SoC level modeling ensures that the hardware does not have any inherent bottlenecks that limit the performance of the system: it guarantees that the device is physically capable of processing the use case and is well-balanced. SoC level modeling focuses on the following three key metrics:
- Target 0.6-0.9 achieved Instructions Per Cycle on an e500 core
- Total bus utilization/loading at or below 80% (leaving sufficient margin for unseen additional loading and to guard against the approximate accuracy of the model)
- DDR memory utilization/loading at or below 50% (DDR latency typically increases significantly when DDR loading goes above this level)

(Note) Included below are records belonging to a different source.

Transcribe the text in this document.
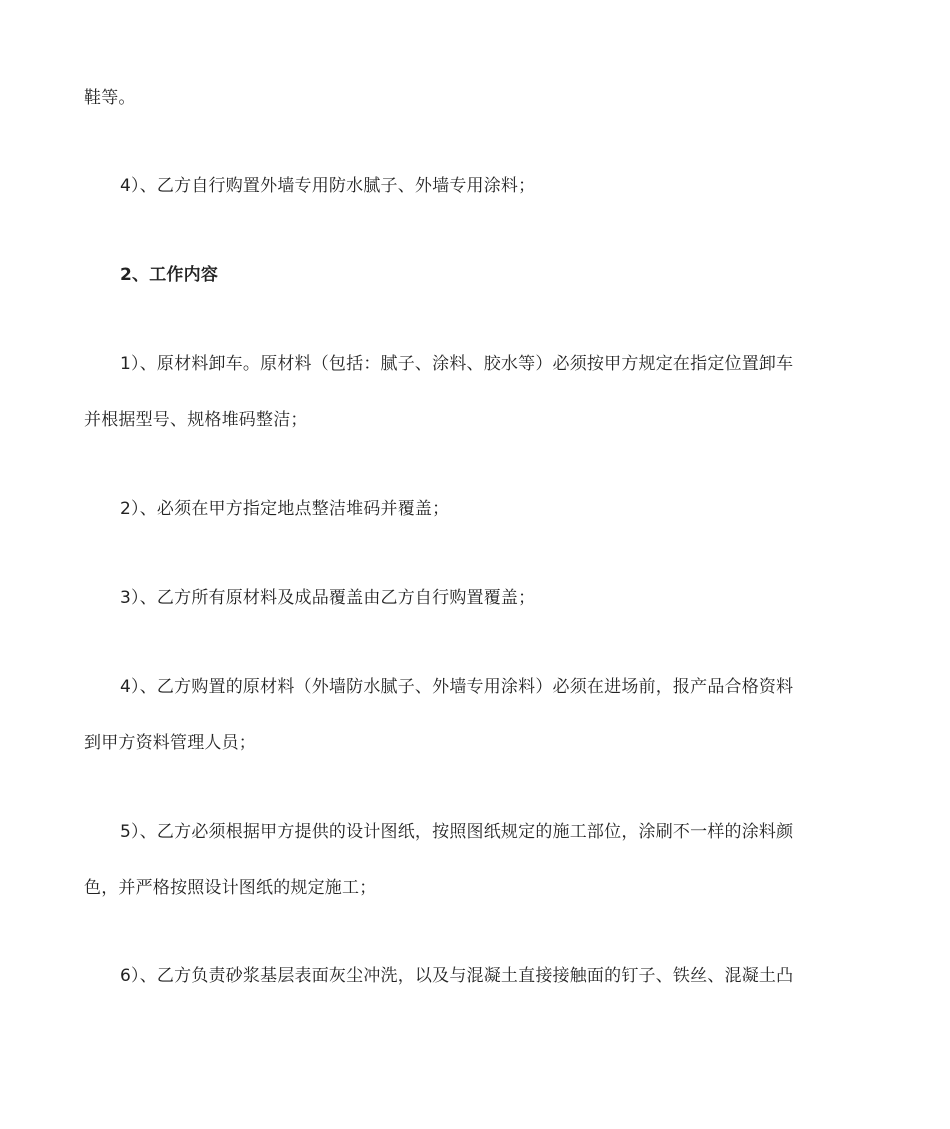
鞋等。
4）、乙方自行购置外墙专用防水腻子、外墙专用涂料；
2、工作内容
1）、原材料卸车。原材料（包括：腻子、涂料、胶水等）必须按甲方规定在指定位置卸车
并根据型号、规格堆码整洁；
2）、必须在甲方指定地点整洁堆码并覆盖；
3）、乙方所有原材料及成品覆盖由乙方自行购置覆盖；
4）、乙方购置的原材料（外墙防水腻子、外墙专用涂料）必须在进场前，报产品合格资料
到甲方资料管理人员；
5）、乙方必须根据甲方提供的设计图纸，按照图纸规定的施工部位，涂刷不一样的涂料颜
色，并严格按照设计图纸的规定施工；
6）、乙方负责砂浆基层表面灰尘冲洗，以及与混凝土直接接触面的钉子、铁丝、混凝土凸
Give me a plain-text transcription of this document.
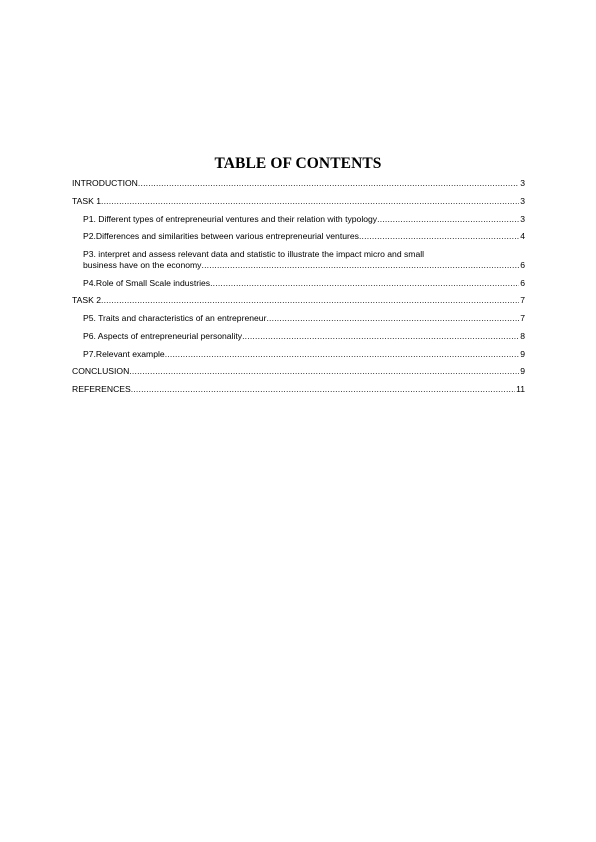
TABLE OF CONTENTS
INTRODUCTION .....	3
TASK 1 .....	3
P1. Different types of entrepreneurial ventures and their relation with typology .....	3
P2.Differences and similarities between various entrepreneurial ventures .....	4
P3. interpret and assess relevant data and statistic to illustrate the impact micro and small
business have on the economy .....	6
P4.Role of Small Scale industries .....	6
TASK 2 .....	7
P5. Traits and characteristics of an entrepreneur .....	7
P6. Aspects of entrepreneurial personality .....	8
P7.Relevant example .....	9
CONCLUSION .....	9
REFERENCES .....	11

Providing accurate statistics
As required for the SoC level modeling (the need to provide accurate statistical characteristics of the software components), prototype software is implemented for each key component in the femtocell base station (RLC/MAC, Scheduler, PDCP/GTP, Transport, RRC/Control plane). Besides providing reliable statistical inputs to the SoC modeling environment, this prototype software can also be used to establish a baseline CPU utilization/budget for each software component in the system that is used throughout the product development cycle (see Part 1).
Definition of hardware acceleration is also done using prototyping software; cycle counts for each component in the system identify a prioritized list of targets for offload to hardware. Here, the tradeoff on hardware vs software is based on die size and power (mm2 and Watt cost) where a function is either implemented by means of a fixed hardware cost or a shared software cost.
The prototype software is executed on existing hardware platforms with the same or similar characteristics as the final product. In this example, a P2020 platform was chosen for prototyping, with configurations, such as the number/frequency of cores and cache size, to establish cycle costs with different SoC options.
Evaluating performance targets
As shown in Figure 12, performance targets (cycle counts per component) are used to create a performance report, which is used to document a software statement of work (SoW), which in turn is used for internal and external software development. It serves as a requirement document to all parties contributing to the system development process. Software implementation is focused on meeting the performance targets from initial architecture design through the implementation phase, with performance analysis conducted formally at each major phase of the project to ensure that goals are being met.